I was on TV yesterday: https://www.c-span.org/video/?531964-1/falling-place
Years ago, after a remote interview with Garry Kasparov in Europe, one of Bill Maher’s guests asked: “Do you ever get the feeling that they’re playing chess and we’re playing checkers?”
The French, at least when I lived there, called Americans “les enfants du monde.”
I thought of both those comments when I heard that Time magazine’s Person of the Year was Taylor Swift.

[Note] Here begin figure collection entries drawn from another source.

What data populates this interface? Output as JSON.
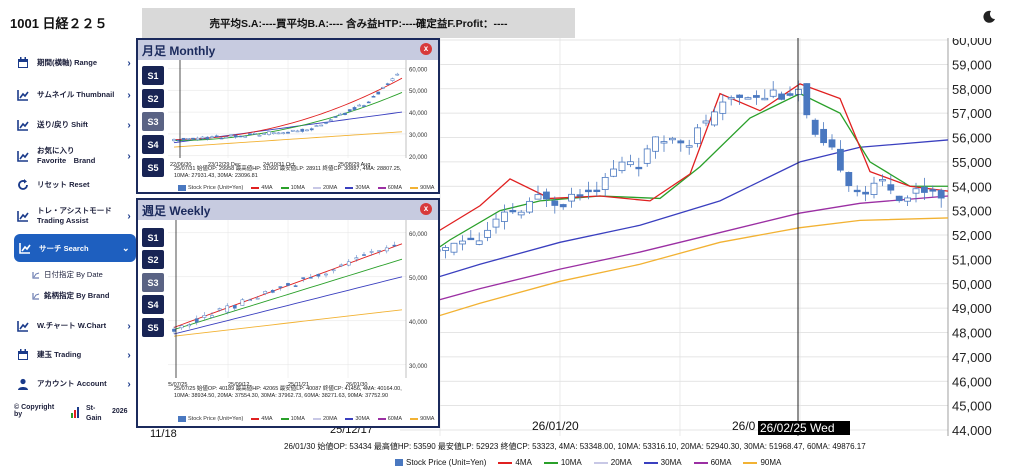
{
  "brand": {
    "title": "1001 日経２２５"
  },
  "status_bar": {
    "text": "売平均S.A:----買平均B.A:---- 含み益HTP:----確定益F.Profit：----"
  },
  "sidebar": {
    "items": [
      {
        "label": "期間(横軸) Range",
        "icon": "calendar-icon"
      },
      {
        "label": "サムネイル Thumbnail",
        "icon": "chart-icon"
      },
      {
        "label": "送り/戻り Shift",
        "icon": "chart-icon"
      },
      {
        "label": "お気に入り\nFavorite　Brand",
        "icon": "chart-icon"
      },
      {
        "label": "リセット Reset",
        "icon": "reset-icon"
      },
      {
        "label": "トレ・アシストモード\nTrading Assist",
        "icon": "chart-icon"
      },
      {
        "label": "サーチ Search",
        "icon": "search-icon"
      },
      {
        "label": "W.チャート W.Chart",
        "icon": "chart-icon"
      },
      {
        "label": "建玉 Trading",
        "icon": "calendar-icon"
      },
      {
        "label": "アカウント Account",
        "icon": "user-icon"
      }
    ],
    "sub_items": [
      {
        "label": "日付指定 By Date"
      },
      {
        "label": "銘柄指定 By Brand"
      }
    ],
    "copyright": {
      "line1": "© Copyright",
      "line2": "by",
      "brand": "St-Gain",
      "year": "2026"
    }
  },
  "main_chart": {
    "y_ticks": [
      "60,000",
      "59,000",
      "58,000",
      "57,000",
      "56,000",
      "55,000",
      "54,000",
      "53,000",
      "52,000",
      "51,000",
      "50,000",
      "49,000",
      "48,000",
      "47,000",
      "46,000",
      "45,000",
      "44,000"
    ],
    "x_labels": [
      "26/01/20",
      "26/0"
    ],
    "x_label_partial_left": "11/18",
    "x_label_partial_mid": "25/12/17",
    "cursor_label": "26/02/25 Wed",
    "info": "26/01/30 始値OP: 53434 最高値HP: 53590 最安値LP: 52923 終値CP: 53323, 4MA: 53348.00, 10MA: 53316.10, 20MA: 52940.30, 30MA: 51968.47, 60MA: 49876.17",
    "legend": [
      "Stock Price (Unit=Yen)",
      "4MA",
      "10MA",
      "20MA",
      "30MA",
      "60MA",
      "90MA"
    ]
  },
  "monthly": {
    "title": "月足 Monthly",
    "buttons": [
      "S1",
      "S2",
      "S3",
      "S4",
      "S5"
    ],
    "y_ticks": [
      "60,000",
      "50,000",
      "40,000",
      "30,000",
      "20,000"
    ],
    "x_labels": [
      "22/06/30",
      "23/12/29 Dec",
      "24/10/31 Oct",
      "25/08/29 Aug"
    ],
    "info": "25/07/31 始値OP: 29958 最高値HP: 31560 最安値LP: 28911 終値CP: 30887, 4MA: 28807.25, 10MA: 27931.43, 30MA: 23096.81",
    "legend": [
      "Stock Price (Unit=Yen)",
      "4MA",
      "10MA",
      "20MA",
      "30MA",
      "60MA",
      "90MA"
    ]
  },
  "weekly": {
    "title": "週足 Weekly",
    "buttons": [
      "S1",
      "S2",
      "S3",
      "S4",
      "S5"
    ],
    "y_ticks": [
      "60,000",
      "50,000",
      "40,000",
      "30,000"
    ],
    "x_labels": [
      "25/07/25",
      "25/09/12",
      "25/11/21",
      "26/01/30"
    ],
    "x_label_left": "27/04",
    "info": "25/07/25 始値OP: 40189 最高値HP: 42065 最安値LP: 40087 終値CP: 41456, 4MA: 40164.00, 10MA: 38934.50, 20MA: 37554.30, 30MA: 37962.73, 60MA: 38271.63, 90MA: 37752.90",
    "legend": [
      "Stock Price (Unit=Yen)",
      "4MA",
      "10MA",
      "20MA",
      "30MA",
      "60MA",
      "90MA"
    ]
  },
  "colors": {
    "ma4": "#e02020",
    "ma10": "#2aa02a",
    "ma20": "#c8c8e6",
    "ma30": "#3a3fbf",
    "ma60": "#9b2fa3",
    "ma90": "#f2b233",
    "candle": "#4a78c0",
    "accent": "#1e5fbf",
    "panel_border": "#1b2a5c"
  }
}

A recent starred review in Publishers’ Weekly of a work of fiction quoted two lines from the book: The first, a racist comment from a peripheral character and the second, another character’s statement about the prevalence of racial hatred. And I wondered: Do writers win points these days simply by citing the currently approved obsessions? Wouldn’t readers be more impressed by the sharing of some telling observation from the author, a brilliant apercu perhaps, or an unusual or interesting use of language?
AARP's Movies for Grown-Ups Award for best picture went to Top Gun: Maverick, confirming what the French have always said about Americans, that we are "les enfants du monde."
Last night I watched a documentary on the life of Bob Dylan which featured a clip of a very young Joan Baez singing a religious folk song. It was the perfect antidote to Sunday's halftime show, though it made me question our evolution as a nation.